Shavik marches over and confronts a truculent, middle-aged guard with a fat beer gut and a drooping mustache.
“You assaulted the child?”
The guard grins, wiping the back of his mouth with a grubby hand. “Defiant little brat, she was. She needed a lesson, Commandant. I gave her one.”
“And what order did I give you?”
“To guard the entrance, Commandant.”
“Not to leave your post, correct?”
“Well, yes, Commandant, but—”
Without a word Shavik tears out his pistol and shoots the man point-blank in the head. He slumps to the group, body twitching, blood pumping from his skull.
“No one disobeys my orders in future. They follow orders, not their own lusts. Or else they’ll leave here in a box.”
The guards drag the dead man away.
And every adult prisoner wonders the same question: Did Shavik kill the guard because he disobeyed orders or because he felt something for the child?
“Mama, how long are we going to stay here?”
“I don’t know, my precious.”
“Why are we here?”
“It’s because . . . it’s because these men see us as their enemies.”

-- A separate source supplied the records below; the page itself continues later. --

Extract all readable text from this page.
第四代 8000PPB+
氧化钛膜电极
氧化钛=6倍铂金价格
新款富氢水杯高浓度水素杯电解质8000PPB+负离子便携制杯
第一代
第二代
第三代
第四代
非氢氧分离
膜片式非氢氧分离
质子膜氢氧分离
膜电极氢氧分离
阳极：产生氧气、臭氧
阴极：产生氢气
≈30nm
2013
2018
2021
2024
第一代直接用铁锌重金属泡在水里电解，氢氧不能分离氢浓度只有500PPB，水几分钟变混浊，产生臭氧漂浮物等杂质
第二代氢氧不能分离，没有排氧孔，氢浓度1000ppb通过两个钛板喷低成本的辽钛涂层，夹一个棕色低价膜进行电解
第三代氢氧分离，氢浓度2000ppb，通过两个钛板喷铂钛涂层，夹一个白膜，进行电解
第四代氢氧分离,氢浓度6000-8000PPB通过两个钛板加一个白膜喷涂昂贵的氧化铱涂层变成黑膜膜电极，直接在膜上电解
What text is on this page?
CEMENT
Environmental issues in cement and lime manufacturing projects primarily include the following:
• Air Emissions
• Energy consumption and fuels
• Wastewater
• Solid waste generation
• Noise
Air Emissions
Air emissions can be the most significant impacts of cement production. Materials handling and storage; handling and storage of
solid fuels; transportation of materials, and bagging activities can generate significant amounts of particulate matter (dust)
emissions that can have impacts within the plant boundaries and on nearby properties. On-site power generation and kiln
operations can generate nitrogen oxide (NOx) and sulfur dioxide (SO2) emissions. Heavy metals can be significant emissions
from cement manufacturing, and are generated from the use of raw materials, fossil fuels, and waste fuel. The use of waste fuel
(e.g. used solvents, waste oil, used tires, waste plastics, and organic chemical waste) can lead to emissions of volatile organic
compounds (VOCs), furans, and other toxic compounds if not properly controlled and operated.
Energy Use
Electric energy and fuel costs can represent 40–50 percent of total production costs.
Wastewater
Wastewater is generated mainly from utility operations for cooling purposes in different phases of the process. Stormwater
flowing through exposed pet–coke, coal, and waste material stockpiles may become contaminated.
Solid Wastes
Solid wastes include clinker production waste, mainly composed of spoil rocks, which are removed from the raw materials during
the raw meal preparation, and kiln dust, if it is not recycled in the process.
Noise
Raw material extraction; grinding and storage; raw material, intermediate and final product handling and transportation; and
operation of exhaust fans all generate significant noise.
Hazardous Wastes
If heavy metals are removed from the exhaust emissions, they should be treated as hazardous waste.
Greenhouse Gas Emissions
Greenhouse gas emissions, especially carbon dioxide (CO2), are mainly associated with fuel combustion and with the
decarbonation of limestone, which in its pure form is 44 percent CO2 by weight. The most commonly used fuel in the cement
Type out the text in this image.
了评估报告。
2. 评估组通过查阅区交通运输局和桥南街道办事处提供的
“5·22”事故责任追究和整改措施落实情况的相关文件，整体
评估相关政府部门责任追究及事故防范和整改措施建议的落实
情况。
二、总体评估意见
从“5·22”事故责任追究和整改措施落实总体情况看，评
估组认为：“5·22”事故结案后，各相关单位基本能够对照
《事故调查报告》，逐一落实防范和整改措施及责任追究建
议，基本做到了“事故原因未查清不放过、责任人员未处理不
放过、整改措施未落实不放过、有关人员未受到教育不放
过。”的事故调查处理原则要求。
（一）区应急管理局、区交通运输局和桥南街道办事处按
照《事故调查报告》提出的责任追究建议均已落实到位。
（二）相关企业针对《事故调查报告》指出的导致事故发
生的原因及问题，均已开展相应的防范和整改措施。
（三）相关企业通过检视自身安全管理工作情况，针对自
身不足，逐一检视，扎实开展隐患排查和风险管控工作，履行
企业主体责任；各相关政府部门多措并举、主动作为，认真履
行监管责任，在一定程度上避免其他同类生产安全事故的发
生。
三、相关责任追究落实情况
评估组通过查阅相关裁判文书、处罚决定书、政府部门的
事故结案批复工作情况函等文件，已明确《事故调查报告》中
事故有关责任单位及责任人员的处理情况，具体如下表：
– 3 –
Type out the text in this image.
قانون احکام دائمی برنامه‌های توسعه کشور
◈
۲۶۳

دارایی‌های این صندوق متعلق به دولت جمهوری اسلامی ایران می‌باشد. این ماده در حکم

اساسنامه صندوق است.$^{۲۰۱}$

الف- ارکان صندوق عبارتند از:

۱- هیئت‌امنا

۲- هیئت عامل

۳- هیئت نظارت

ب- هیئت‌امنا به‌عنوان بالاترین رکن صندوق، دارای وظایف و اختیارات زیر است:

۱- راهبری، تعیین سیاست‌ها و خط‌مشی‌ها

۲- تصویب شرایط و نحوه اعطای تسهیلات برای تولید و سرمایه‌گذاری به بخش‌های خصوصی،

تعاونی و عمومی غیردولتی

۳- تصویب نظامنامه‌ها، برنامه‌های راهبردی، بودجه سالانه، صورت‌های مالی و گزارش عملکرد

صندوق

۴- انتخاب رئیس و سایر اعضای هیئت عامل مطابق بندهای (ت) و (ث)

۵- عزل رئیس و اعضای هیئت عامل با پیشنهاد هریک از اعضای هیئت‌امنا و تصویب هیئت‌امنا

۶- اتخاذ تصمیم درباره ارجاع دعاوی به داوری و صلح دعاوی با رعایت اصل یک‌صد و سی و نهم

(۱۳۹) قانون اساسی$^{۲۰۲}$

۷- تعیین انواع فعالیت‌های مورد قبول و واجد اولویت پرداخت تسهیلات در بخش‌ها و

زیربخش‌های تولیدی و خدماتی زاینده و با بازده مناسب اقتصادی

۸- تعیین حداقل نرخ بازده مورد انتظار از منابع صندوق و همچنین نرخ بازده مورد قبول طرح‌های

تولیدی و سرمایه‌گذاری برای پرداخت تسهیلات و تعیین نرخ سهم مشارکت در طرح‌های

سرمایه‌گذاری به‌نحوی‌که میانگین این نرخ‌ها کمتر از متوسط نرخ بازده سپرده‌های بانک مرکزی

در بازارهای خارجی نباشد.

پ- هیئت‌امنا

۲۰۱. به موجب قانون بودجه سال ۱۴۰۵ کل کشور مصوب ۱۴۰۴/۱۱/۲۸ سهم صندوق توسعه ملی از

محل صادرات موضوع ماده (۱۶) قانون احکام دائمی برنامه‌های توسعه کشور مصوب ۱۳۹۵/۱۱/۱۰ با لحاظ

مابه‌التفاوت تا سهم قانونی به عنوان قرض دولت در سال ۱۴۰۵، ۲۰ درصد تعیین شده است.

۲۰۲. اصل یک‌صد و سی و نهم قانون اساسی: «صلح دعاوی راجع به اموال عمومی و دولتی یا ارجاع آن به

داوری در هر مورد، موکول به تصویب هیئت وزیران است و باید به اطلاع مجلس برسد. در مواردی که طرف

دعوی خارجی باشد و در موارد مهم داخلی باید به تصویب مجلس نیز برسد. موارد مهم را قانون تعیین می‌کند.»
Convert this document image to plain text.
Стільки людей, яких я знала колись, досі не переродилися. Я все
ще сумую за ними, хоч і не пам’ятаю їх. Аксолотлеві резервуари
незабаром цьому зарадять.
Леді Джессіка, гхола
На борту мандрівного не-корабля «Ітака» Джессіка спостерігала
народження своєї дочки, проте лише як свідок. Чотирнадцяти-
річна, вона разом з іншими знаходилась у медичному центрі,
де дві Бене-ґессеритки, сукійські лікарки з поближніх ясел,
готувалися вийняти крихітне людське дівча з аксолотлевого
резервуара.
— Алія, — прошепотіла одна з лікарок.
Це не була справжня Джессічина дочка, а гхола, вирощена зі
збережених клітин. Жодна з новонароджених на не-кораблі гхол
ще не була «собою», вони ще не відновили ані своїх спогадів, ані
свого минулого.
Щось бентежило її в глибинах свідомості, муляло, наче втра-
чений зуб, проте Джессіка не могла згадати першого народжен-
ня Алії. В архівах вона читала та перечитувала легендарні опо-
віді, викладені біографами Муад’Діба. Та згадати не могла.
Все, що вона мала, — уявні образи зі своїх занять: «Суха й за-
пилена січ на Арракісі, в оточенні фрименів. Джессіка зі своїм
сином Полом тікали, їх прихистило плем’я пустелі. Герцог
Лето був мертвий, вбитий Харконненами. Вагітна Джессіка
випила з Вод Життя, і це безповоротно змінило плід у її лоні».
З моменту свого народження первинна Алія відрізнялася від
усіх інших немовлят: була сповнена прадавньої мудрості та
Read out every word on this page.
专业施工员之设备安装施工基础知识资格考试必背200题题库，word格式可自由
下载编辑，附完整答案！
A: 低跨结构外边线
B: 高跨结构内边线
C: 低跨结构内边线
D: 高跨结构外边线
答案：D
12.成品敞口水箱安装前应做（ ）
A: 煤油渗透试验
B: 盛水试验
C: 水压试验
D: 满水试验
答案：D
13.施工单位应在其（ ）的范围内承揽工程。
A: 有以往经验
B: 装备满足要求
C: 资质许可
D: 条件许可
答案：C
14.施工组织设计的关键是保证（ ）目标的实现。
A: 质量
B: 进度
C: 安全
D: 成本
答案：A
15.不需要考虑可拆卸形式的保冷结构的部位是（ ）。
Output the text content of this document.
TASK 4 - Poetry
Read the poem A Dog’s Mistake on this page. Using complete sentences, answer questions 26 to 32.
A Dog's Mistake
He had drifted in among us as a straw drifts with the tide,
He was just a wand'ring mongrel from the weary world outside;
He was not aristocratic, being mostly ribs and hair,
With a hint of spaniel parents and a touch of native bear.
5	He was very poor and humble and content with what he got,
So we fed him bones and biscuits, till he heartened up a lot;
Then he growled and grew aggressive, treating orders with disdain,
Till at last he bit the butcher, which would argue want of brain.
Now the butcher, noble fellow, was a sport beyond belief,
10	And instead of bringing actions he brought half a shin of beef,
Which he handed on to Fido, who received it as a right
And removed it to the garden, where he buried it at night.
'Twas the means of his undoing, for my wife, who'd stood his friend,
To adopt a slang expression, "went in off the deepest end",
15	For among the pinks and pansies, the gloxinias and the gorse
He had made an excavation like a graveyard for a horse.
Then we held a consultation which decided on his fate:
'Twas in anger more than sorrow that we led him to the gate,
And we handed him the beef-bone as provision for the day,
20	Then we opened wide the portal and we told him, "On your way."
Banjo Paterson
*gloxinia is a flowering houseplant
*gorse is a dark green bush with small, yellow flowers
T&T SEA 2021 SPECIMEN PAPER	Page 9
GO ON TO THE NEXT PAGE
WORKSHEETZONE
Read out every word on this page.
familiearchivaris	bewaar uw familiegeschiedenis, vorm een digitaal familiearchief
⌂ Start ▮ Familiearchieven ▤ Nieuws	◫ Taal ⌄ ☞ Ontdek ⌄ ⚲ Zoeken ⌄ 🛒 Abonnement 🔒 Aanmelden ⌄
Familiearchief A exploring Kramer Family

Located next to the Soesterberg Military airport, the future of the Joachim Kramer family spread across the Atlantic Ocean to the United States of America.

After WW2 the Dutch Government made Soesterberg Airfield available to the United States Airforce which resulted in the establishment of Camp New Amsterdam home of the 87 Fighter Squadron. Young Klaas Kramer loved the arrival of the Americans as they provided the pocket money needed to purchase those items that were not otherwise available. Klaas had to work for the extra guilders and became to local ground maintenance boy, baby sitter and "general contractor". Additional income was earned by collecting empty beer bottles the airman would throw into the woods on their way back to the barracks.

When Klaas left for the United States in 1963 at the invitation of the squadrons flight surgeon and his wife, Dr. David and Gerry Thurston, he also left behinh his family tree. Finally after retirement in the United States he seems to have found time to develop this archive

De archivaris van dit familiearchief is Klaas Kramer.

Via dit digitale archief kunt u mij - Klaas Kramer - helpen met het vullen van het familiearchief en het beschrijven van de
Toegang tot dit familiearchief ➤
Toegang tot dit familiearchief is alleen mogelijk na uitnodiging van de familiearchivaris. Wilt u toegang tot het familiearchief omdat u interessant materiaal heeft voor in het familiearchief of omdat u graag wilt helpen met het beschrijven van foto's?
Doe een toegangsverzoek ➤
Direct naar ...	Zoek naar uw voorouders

“Why? We’ve never harmed them, have we?”
“No. But they see us as different.”
“How?”
“Just . . . different.”
“We don’t behave differently. I heard one of the women say we are Bosniaks. Are Bosniaks different? But we’re not different, are we? And if we were what does it matter? We’re just people.”
Luka chimes in. “Yes, we’re just people, Mama.”
The questions go on. I’m sure every parent here has to try to answer such questions. But how can you explain over five hundred years of history to a child, when a child sees only the present?
So far we have survived the brutality around us.
But I fear our luck won’t last.
For more than five hundred women and children there are six toilets and showers.
There is never hot water, except when the guards want the women to wash before they abuse them. Winter is hard and we have to wash our children in icy-cold water. The women make a roster, but sometimes there are arguments and fights.